The cognitive enhancer SGS742 does not involve major known signaling cascades in OF1 mice.

In a previous study we have shown that SGS742, a cognitive enhancer acting by GABA(B) receptor antagonism improved spatial learning in OF1 mice. The aim of the study was therefore to screen representatives of several signaling cascades known to be involved in memory formation at the protein level. NaCl-, SGS742- treatment and yoked controls for NaCl and SGS742 were studied. Six hours following testing OF1 mice in the Morris water maze, hippocampal signaling proteins calmodulin kinase II (CaMKII) (phosphorylated (P) and non-phosphorylated (NP) form), CREB (P, NP), ERK (P, NP), BDNF, Egr-1, Trk-B and neuro-cytoskeleton elements drebrin and PSD-95 were determined by immunoblotting. Protein patterns were comparable between the control and SGS742 treated group revealing that these proteins may not be involved in the mechanisms underlying cognitive enhancement by SGS742 and this should be taken into account for interpretation and design of previous and future related neurochemical studies.

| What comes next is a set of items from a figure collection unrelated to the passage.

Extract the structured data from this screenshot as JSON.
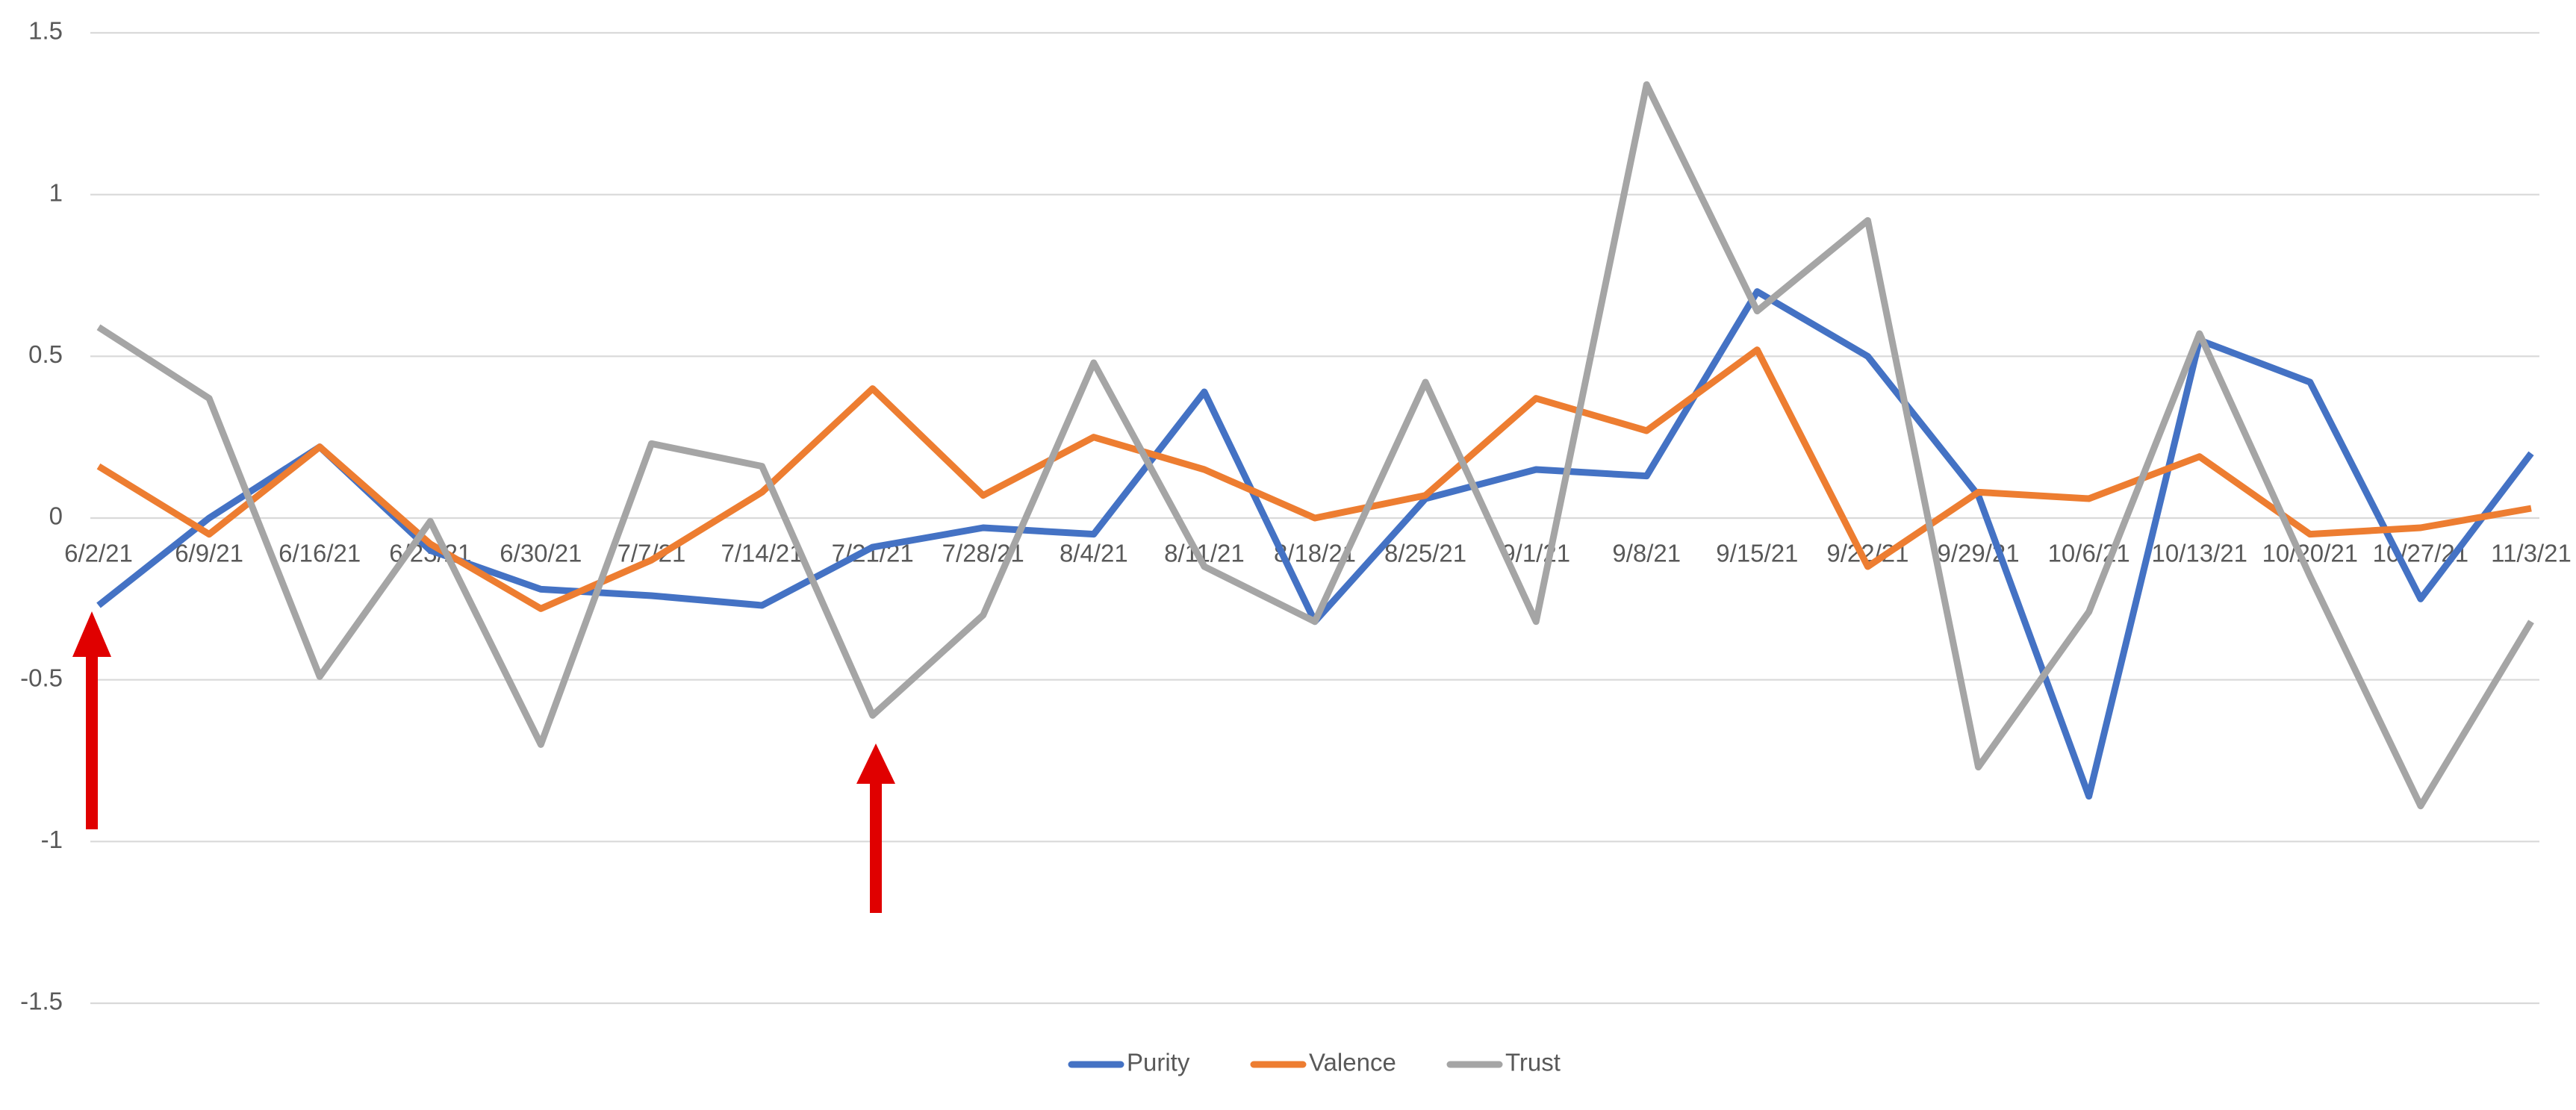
{
  "chart_data": {
    "type": "line",
    "categories": [
      "6/2/21",
      "6/9/21",
      "6/16/21",
      "6/23/21",
      "6/30/21",
      "7/7/21",
      "7/14/21",
      "7/21/21",
      "7/28/21",
      "8/4/21",
      "8/11/21",
      "8/18/21",
      "8/25/21",
      "9/1/21",
      "9/8/21",
      "9/15/21",
      "9/22/21",
      "9/29/21",
      "10/6/21",
      "10/13/21",
      "10/20/21",
      "10/27/21",
      "11/3/21"
    ],
    "series": [
      {
        "name": "Purity",
        "color": "#4472c4",
        "values": [
          -0.27,
          0.0,
          0.22,
          -0.1,
          -0.22,
          -0.24,
          -0.27,
          -0.09,
          -0.03,
          -0.05,
          0.39,
          -0.32,
          0.06,
          0.15,
          0.13,
          0.7,
          0.5,
          0.07,
          -0.86,
          0.55,
          0.42,
          -0.25,
          0.2
        ]
      },
      {
        "name": "Valence",
        "color": "#ed7d31",
        "values": [
          0.16,
          -0.05,
          0.22,
          -0.08,
          -0.28,
          -0.13,
          0.08,
          0.4,
          0.07,
          0.25,
          0.15,
          0.0,
          0.07,
          0.37,
          0.27,
          0.52,
          -0.15,
          0.08,
          0.06,
          0.19,
          -0.05,
          -0.03,
          0.03
        ]
      },
      {
        "name": "Trust",
        "color": "#a5a5a5",
        "values": [
          0.59,
          0.37,
          -0.49,
          -0.01,
          -0.7,
          0.23,
          0.16,
          -0.61,
          -0.3,
          0.48,
          -0.15,
          -0.32,
          0.42,
          -0.32,
          1.34,
          0.64,
          0.92,
          -0.77,
          -0.29,
          0.57,
          -0.18,
          -0.89,
          -0.32
        ]
      }
    ],
    "ylim": [
      -1.5,
      1.5
    ],
    "yticks": [
      -1.5,
      -1,
      -0.5,
      0,
      0.5,
      1,
      1.5
    ],
    "grid": true,
    "legend": "bottom"
  }
}
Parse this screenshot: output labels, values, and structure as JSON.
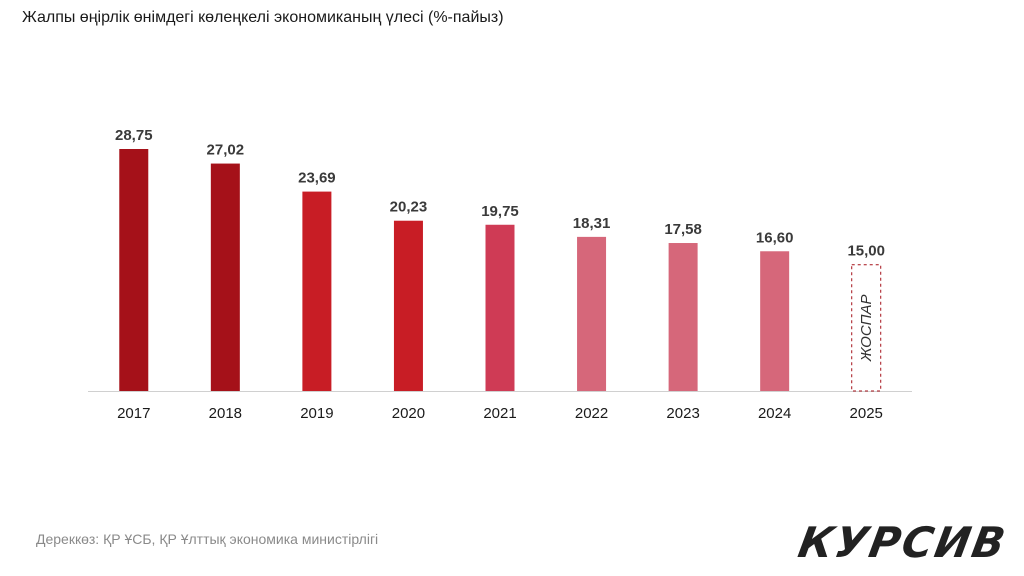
{
  "title": "Жалпы өңірлік өнімдегі көлеңкелі экономиканың үлесі (%-пайыз)",
  "source": "Дереккөз:  ҚР ҰСБ, ҚР Ұлттық экономика министірлігі",
  "logo": "КУРСИВ",
  "chart_data": {
    "type": "bar",
    "title": "Жалпы өңірлік өнімдегі көлеңкелі экономиканың үлесі (%-пайыз)",
    "xlabel": "",
    "ylabel": "",
    "ylim": [
      0,
      30
    ],
    "grid": false,
    "categories": [
      "2017",
      "2018",
      "2019",
      "2020",
      "2021",
      "2022",
      "2023",
      "2024",
      "2025"
    ],
    "values": [
      28.75,
      27.02,
      23.69,
      20.23,
      19.75,
      18.31,
      17.58,
      16.6,
      15.0
    ],
    "data_labels": [
      "28,75",
      "27,02",
      "23,69",
      "20,23",
      "19,75",
      "18,31",
      "17,58",
      "16,60",
      "15,00"
    ],
    "colors": [
      "#a51119",
      "#a51119",
      "#c81d25",
      "#c81d25",
      "#cf3b55",
      "#d6677a",
      "#d6677a",
      "#d6677a",
      "none"
    ],
    "planned_index": 8,
    "planned_label": "ЖОСПАР",
    "planned_outline_color": "#a51119"
  }
}
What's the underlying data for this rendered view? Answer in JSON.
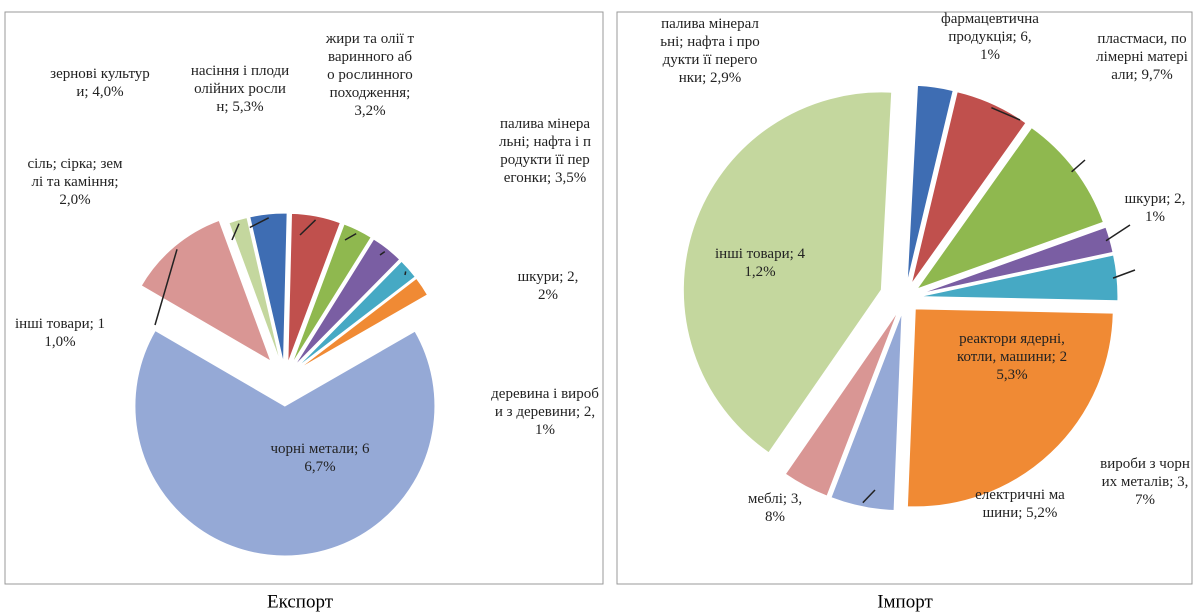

Cognitive enhancement by SGS742 in OF1 mice is linked to specific hippocampal protein expression.

Cognitive enhancement by the GABA (B) antagonist SGS742 has been reported and we decided to search for proteins involved. Hippocampi from OF1 mice were from SGS742- treated animals and three control groups. Proteins were extracted and run on 2DE, and spots were quantified. Significantly different protein spots were identified by two mass spectrometry principles, nano-LC-ESI-MS/MS and by nano-LC-ESI(CID/ETD)-MS/MS. Signaling, chaperone and metabolic enzyme proteins were linked to memory enhancement.